Militaire, aviateur et héros de guerre
Parallèlement au football, Romualdas Marcinkus poursuit son instruction militaire, grimpe les échelons et devient pilote. En 1933, il épouse Aleksandra Lingyte, qui est également une célébrité sportive, mais dans le basket. Il ne cesse de s’instruire, devient parachutiste instructeur et participe à des shows aériens. Son expertise en aviation est reconnue et lui vaut d’être invité à un vol transeuropéen d’une durée de 25 jours et visitant douze capitales à bord d’un ANBO 41, un avion de construction lituanienne. Il est accueilli avec ses quatre copilotes par Mussolini. Le retour au pays est triomphal mais marque paradoxalement le début du déclin pour Marcinkus. Le sport semble plus l’intéresser que la vie militaire, il accumule des dettes et ses blessures mettent fin à sa carrière de footballeur. Dépressif, il est écarté du corps actif de l’armée. La déflagration planétaire de la Seconde Guerre mondiale va lui permettre de redonner un sens à sa vie.

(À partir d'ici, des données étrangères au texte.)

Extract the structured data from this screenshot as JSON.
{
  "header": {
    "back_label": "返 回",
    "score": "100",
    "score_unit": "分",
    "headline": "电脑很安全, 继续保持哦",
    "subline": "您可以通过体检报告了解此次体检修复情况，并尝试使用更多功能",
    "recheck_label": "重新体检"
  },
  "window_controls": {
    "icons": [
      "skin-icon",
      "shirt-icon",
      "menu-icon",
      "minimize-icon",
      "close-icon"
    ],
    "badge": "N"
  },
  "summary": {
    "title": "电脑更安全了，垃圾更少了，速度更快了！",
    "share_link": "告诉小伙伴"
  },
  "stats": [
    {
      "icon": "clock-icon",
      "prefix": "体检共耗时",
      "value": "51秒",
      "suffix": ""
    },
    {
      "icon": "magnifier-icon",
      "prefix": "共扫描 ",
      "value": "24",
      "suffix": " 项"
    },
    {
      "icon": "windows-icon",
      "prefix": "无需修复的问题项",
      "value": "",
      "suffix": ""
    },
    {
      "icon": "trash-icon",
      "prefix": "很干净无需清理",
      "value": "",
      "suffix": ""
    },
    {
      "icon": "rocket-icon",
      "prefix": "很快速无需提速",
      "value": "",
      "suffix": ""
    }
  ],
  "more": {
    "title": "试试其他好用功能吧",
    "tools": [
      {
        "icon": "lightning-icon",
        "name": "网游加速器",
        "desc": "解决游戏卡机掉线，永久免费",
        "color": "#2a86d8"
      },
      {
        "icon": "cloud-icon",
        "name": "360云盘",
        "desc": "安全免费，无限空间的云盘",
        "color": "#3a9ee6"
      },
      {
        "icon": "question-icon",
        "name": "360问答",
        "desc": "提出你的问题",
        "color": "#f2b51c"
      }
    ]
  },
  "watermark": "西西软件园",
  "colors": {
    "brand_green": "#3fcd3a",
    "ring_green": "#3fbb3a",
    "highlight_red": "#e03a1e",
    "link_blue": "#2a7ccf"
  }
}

Le 30 novembre 1939, débute la Guerre d’Hiver. L’URSS entame une invasion massive de la Finlande peu après l’échec de négociations visant à créer une zone tampon pour protéger la ville de Leningrad d’une attaque venue d’Allemagne. Selon les clauses secrètes du pacte germano-soviétique, la Finlande fait en effet partie de la sphère d’influence soviétique. Contre toute attente, l’invasion est un désastre militaire pour l’Armée Rouge. Les carences militaires d’une armée décapitée par les purges de Moscou s’étale au grand jour face à une courageuse Finlande. Au niveau international, l’effet sur l’image de l’URSS, déjà écornée par le coup de couteau porté dans le dos de la Pologne, est désastreux. La petite Finlande s’attire, elle, la sympathie et une reconnaissance internationale. De nombreux volontaires viennent lui prêter main forte, comme le futur acteur Christopher Lee mais aussi Romualdas Marcinkus, qui se joint aux Finlandais comme nombre de ses concitoyens, et ce même si la Lituanie affiche une stricte neutralité durant le conflit. Il semble cependant que notre homme soit arrivé trop tard pour participer aux combats. Le Traité de Moscou, signé le 12 mars 1940, met un terme aux hostilités. Marcinkus rejoint alors la France pour s’engager dans l’Armée de l’Air, son rôle durant le conflit franco-allemand restant inconnu. Il est démobilisé le 12 août 1940. Durant cette période, les 15 et 16 juin 1940, 500 000 soldats soviétiques franchissent les frontières des pays Baltes et mettent fin à l’indépendance des trois nations.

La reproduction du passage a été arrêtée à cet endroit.